The use of sexually suggestive language in this passage indicates how perverse, both psychologically, and possibly physically Montresor is.
In this short story the theme of perversity can be explored through the character of Montresor. The narrative perspective that Poe chooses to use, the first person, is one that allows the reader to see Montresor's perverse mind and the inner-workings of a character who is clearly grappling with sanity. This is something that is signalled in the first paragraph, when Montresor talks of his supposed "injuries":
The thousand injuries of Fortunato I had borne as I best could, but when he ventured upon insult, I vowed revenge. You, who so well know the nature of my soul, will not suppose, however, that I gave utterance to no threat. At length I would be avenged...

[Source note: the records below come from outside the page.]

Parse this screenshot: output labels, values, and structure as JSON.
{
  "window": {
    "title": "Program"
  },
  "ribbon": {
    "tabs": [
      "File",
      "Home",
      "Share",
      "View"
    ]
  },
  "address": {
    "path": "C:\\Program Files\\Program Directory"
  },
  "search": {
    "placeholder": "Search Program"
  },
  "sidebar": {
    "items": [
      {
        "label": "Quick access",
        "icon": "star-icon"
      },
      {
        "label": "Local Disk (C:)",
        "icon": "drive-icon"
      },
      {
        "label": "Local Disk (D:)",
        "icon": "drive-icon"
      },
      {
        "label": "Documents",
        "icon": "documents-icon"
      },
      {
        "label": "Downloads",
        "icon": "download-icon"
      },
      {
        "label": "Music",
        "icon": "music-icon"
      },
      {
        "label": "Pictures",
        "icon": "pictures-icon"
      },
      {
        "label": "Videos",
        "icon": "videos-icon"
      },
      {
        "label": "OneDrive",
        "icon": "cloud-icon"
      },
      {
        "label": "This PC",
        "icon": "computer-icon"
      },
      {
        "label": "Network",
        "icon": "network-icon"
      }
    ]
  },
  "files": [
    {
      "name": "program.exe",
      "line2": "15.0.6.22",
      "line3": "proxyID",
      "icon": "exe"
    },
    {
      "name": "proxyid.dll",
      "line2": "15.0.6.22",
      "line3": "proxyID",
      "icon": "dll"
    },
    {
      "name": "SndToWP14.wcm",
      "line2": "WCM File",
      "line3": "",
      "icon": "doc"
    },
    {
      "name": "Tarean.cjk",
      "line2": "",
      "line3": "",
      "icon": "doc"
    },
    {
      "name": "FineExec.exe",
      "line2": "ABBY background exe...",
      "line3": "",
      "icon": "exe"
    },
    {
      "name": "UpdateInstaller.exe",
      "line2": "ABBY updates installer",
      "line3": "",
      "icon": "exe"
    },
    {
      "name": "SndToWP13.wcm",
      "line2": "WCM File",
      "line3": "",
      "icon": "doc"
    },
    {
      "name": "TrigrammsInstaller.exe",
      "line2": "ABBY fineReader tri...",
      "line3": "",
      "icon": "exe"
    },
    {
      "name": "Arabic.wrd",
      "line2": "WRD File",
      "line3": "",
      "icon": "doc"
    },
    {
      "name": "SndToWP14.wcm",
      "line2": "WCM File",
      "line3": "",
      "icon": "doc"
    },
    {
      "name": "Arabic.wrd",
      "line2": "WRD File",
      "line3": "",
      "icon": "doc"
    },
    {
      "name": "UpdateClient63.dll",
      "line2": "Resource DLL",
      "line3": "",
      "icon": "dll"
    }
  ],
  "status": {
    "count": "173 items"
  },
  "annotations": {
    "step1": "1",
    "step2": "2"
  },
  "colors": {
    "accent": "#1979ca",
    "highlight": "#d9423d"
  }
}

As the reader continues the story, there is no evidence whatsoever of any "injuries" that Fortunato had committed against Montresor; indeed, it would be very unlikely for Fortunato to agree to accompany Montresor so easily on such a night if he had actually wronged Montresor so badly. Montresor's determination to gain his revenge and the manner in which he does it is truly shocking and perverse, and presents him almost as an aberration of humanity, and this perversity is something that Poe focuses on very clearly from the first paragraph, which introduces the reader to the workings of a cold-blooded psychopath. In this short story, as in others such as "The Black Cat" and "The Tell-Tale Heart," the narrative perspective allows Poe to introduce the reader to the workings of a madman who is a distinctly unreliable narrator.